All I can say is that it is an amazing manifesto on personal responsibility. The ideas put forth, once pondered, are critical to success in any area and at any level. This IS NOT a book to read in one sitting and move on. This is a book to be digested and contemplated over time. To fully realize the potential of this book, one must invest in some honest introspection.
Once you do that, things will appear a bit different. You will notice the ways you are sabotaging your own growth and development, taking the status-duo as the “gospel.”
This book made a huge impact on my self-reflection. Very similar to As Man Thinketh by James Allen. I put those two on a similar plane.
If you feel like you might be holding yourself back in some way, do yourself a favor and invest a few minutes in yourself. I bet you'll be better off for it, even if you just reflect on and strengthen your conviction in your current mindsets.
More likely, you'll make a shift in your approach to life, and don't be surprised if this book sparks some major shifts in your life.
Absolutely worth it-
Didn't agree with everything he advocates, but he definitely got me thinking and setting up my life in a better and more financially congruent way with my dreams. Thanks, Randy!
Like most self help motivation books out there.. Same message. You can change your life if you want to. But if you prefer to stay stuck in blame, self sabotage.. It's your own" MEH" fault.. and you are probably a bore.
And, to be fair, I haven't read the entire book. That's part of the problem. It kept putting me to sleep.

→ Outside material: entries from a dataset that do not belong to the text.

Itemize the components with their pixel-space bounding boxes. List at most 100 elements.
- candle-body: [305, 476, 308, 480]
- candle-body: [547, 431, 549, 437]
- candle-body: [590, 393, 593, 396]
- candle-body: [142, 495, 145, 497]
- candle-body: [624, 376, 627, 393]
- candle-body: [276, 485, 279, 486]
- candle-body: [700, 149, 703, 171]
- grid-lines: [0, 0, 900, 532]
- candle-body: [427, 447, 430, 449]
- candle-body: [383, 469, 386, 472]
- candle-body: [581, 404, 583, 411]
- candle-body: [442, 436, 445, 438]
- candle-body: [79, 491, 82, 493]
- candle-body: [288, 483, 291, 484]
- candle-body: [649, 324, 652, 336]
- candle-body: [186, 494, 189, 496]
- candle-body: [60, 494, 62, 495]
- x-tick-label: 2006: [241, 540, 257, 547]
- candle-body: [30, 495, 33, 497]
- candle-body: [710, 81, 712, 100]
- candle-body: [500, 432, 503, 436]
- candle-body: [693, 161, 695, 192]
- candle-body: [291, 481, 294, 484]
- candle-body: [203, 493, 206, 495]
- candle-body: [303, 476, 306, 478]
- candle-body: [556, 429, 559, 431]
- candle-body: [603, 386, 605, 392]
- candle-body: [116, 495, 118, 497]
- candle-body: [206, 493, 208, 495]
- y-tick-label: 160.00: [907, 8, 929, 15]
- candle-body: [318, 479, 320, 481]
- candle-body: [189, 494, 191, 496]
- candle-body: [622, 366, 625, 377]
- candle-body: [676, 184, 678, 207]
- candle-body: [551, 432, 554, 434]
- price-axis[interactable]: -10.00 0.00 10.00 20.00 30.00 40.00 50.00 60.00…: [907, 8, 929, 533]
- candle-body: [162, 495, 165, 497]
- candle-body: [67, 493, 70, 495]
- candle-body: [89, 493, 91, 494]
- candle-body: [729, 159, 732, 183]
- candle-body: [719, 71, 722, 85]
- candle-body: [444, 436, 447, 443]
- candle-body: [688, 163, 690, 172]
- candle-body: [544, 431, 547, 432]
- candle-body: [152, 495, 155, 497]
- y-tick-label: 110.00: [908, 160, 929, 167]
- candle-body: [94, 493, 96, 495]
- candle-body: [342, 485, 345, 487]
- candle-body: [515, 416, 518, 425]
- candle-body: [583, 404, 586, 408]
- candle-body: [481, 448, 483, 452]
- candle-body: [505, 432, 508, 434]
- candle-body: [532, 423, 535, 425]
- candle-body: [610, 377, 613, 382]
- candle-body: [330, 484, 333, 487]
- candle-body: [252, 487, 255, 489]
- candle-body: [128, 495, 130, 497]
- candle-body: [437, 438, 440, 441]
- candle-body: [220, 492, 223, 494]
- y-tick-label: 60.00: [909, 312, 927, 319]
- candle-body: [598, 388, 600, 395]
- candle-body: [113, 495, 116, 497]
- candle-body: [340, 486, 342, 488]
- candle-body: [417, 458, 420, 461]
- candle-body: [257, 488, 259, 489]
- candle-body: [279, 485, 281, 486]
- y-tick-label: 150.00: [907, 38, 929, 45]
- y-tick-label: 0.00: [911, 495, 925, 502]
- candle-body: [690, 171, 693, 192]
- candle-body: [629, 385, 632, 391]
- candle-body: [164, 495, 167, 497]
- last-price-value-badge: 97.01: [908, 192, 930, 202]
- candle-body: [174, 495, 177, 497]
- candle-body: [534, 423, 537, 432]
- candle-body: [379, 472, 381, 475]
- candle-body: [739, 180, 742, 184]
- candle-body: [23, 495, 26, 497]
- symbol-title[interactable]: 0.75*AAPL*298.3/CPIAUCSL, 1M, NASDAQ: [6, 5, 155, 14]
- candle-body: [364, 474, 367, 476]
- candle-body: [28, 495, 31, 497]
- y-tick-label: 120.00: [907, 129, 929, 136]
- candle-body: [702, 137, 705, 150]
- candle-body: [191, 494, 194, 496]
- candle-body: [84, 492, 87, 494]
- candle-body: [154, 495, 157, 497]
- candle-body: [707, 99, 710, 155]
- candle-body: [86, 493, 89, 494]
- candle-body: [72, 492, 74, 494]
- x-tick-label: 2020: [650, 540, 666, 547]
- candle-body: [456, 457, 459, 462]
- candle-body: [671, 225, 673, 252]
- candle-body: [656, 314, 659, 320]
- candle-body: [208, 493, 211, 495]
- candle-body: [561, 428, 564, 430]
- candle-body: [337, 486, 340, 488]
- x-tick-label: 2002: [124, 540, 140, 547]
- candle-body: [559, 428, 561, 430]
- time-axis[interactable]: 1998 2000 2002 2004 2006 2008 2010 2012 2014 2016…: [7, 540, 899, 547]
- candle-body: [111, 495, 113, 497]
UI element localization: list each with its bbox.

I think this book will appeal to a specialized audience, perhaps someone older than me, or from a very different background. At its best, it seemed like "Wayne Dyer, Lite."

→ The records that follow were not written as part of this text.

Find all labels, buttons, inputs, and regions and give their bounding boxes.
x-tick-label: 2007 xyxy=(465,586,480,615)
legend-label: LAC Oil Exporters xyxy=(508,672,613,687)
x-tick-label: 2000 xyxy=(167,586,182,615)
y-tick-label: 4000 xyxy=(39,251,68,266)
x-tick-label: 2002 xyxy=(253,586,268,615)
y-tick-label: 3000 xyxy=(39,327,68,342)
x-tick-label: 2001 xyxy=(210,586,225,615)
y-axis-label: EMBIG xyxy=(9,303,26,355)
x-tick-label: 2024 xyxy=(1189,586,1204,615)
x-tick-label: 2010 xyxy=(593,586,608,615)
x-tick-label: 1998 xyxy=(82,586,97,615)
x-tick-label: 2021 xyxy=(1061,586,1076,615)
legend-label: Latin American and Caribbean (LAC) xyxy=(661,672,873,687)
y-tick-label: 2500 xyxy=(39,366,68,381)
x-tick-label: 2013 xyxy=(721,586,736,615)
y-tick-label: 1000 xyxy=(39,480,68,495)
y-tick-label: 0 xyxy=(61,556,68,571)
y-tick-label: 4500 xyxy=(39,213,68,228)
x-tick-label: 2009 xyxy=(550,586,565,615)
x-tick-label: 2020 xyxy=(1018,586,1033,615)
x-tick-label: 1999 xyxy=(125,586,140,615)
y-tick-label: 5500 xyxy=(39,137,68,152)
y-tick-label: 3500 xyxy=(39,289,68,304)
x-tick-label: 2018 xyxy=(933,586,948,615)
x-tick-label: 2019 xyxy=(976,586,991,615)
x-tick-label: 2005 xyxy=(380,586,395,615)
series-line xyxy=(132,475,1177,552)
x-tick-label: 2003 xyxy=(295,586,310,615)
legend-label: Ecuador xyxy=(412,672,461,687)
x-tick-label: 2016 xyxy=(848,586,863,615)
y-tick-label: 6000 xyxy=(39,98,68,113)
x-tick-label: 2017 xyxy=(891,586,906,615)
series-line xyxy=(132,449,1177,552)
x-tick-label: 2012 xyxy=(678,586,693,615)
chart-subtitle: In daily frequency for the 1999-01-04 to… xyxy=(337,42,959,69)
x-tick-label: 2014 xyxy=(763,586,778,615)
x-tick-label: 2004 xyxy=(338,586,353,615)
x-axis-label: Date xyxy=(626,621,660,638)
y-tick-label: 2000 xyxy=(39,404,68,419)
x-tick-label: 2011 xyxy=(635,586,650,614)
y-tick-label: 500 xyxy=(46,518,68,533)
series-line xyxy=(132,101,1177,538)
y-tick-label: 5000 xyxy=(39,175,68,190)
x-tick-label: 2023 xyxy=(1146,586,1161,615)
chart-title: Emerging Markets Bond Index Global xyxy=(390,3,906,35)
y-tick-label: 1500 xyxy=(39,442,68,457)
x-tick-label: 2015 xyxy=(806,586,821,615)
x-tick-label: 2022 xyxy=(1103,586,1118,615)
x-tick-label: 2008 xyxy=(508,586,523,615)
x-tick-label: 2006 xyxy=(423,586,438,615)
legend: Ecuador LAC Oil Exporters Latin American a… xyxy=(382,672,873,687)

Based on others' reviews, I think this book simply didn't resonate with my views and outlook on life. I wanted something more upbeat, less preach-y, and more original.
But, if he speaks to your soul, I'm sure this is a really good book. Clearly, others thought so.
Use the "look inside" feature to decide for yourself. It really is a good representation of what's inside the book. From the reviews, I though the preview might not be complete enough, but -- in fact -- it's a pretty good way to decide if this is the book for you.